激烈を極めたノルマンディ上陸作戦で、3人の兄を亡くしたライアン2等兵。
彼を無事に故郷に送り届けるため、8人の特命隊が組まれた。
軍上層部のこの命令に疑問をもちながらも、8人は過酷な戦況をくぐり抜けてライアンを探すが…。
監督はスティーヴン・スピルバーグ、主演はトム・ハンクス。
救出されるライアン役をマット・デイモンが演じ、アカデミー賞5部門を始めとする各賞を独占した戦争映画です。
昔見て、今日2度目だったんですが、やはり名作ですね。
最大1,000人のエキストラが参加し(その一部はアイルランド陸軍保護区のメンバー)、ノルマンディ上陸作戦の様子が前半20分間、揺れ動く主観点(POV)カメラとともに描かれ、まるで自分が戦争の現場を目の当たりにしているような緊張感があります。
海辺での戦線の描き方がものすごく細かいところまで再現してあって、海の中に銃弾が水中にシューっと入っていって、海中で弾が身体に当たり、血の海となるシーンは、ジョーズの1シーンのよう(ジョーズもスピルバーグ監督だけに)。

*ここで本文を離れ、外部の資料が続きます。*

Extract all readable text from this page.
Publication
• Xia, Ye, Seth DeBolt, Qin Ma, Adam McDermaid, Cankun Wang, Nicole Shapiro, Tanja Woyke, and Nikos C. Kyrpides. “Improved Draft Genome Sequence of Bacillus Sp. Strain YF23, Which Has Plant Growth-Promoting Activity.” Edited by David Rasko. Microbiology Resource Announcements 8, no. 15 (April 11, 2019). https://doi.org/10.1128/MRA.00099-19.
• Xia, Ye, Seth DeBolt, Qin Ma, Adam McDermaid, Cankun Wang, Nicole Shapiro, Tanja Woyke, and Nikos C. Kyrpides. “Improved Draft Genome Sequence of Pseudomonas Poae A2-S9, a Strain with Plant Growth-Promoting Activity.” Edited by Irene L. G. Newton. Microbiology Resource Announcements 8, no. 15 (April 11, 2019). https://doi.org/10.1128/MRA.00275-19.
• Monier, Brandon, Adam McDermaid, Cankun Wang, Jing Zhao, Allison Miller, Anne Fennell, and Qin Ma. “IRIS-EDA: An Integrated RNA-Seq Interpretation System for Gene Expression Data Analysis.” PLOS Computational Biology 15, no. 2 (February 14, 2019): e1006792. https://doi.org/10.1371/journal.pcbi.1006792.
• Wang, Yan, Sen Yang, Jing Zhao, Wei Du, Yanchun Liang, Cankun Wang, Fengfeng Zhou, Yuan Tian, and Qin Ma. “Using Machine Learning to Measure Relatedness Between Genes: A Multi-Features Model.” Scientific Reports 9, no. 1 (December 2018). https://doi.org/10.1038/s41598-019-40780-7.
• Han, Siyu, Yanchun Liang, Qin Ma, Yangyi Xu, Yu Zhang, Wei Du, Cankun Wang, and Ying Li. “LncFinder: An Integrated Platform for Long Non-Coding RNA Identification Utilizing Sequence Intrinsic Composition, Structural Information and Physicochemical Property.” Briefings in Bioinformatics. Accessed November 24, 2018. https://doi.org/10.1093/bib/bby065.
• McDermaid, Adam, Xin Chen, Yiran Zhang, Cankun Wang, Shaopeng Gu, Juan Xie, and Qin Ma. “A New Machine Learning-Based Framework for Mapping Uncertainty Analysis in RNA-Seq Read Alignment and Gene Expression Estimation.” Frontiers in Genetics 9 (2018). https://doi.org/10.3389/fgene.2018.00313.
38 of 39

銃弾で足や手が吹っ飛ぶ人、内臓が飛び出している人が「ママ、ママ」と呼ぶ声、爆音に耳が遠くなって、見ている景色がまるで地獄絵図のように目の前に広がる主人公。
ここまで細かく戦場の悲惨さを描いている映画はないですよね。
でも、今、世界で起きている戦争の最前線では、この映画と同じことが毎日起こっている。
TVやネットのニュースでは知りえない戦場のリアルをこの映画で知ることができ、暴力的な映画ではありますが、戦争を伝えるための必要な作品だなと思います。
映画としては、激しい戦争の場面に対して、各個人の幸せだった頃のエピソードがふんだんに盛り込まれ、作品として観客を楽しませるフィクションとしての緩急の付け方が非常に優れている。
エンターテインメント映画の構成の基本は押さえられていて、見終わってから「あれはどういう意味だったんだろう?」のようなもやもやすることはなく、気持ちの納まりがいいんですよね。
爆音の後、静かになる(爆音によってしばらく耳が遠くなる)シーン、エディット・ピアフの歌詞や、手の震えの演出など、細やかなすべてに意味を持たせてあって。
キャラクター設定も分かりやすくて、観客の分身のようなおびえた兵士の役どころに感情移入してしまいます。
戦争は軍という組織が個人の幸せを奪い、葛藤や無慈悲さ、時には仲間割れが起こるなど、狂った世界が展開する。
この映画を見ることで、戦争の最前線を想像することの大切さを身に染みています。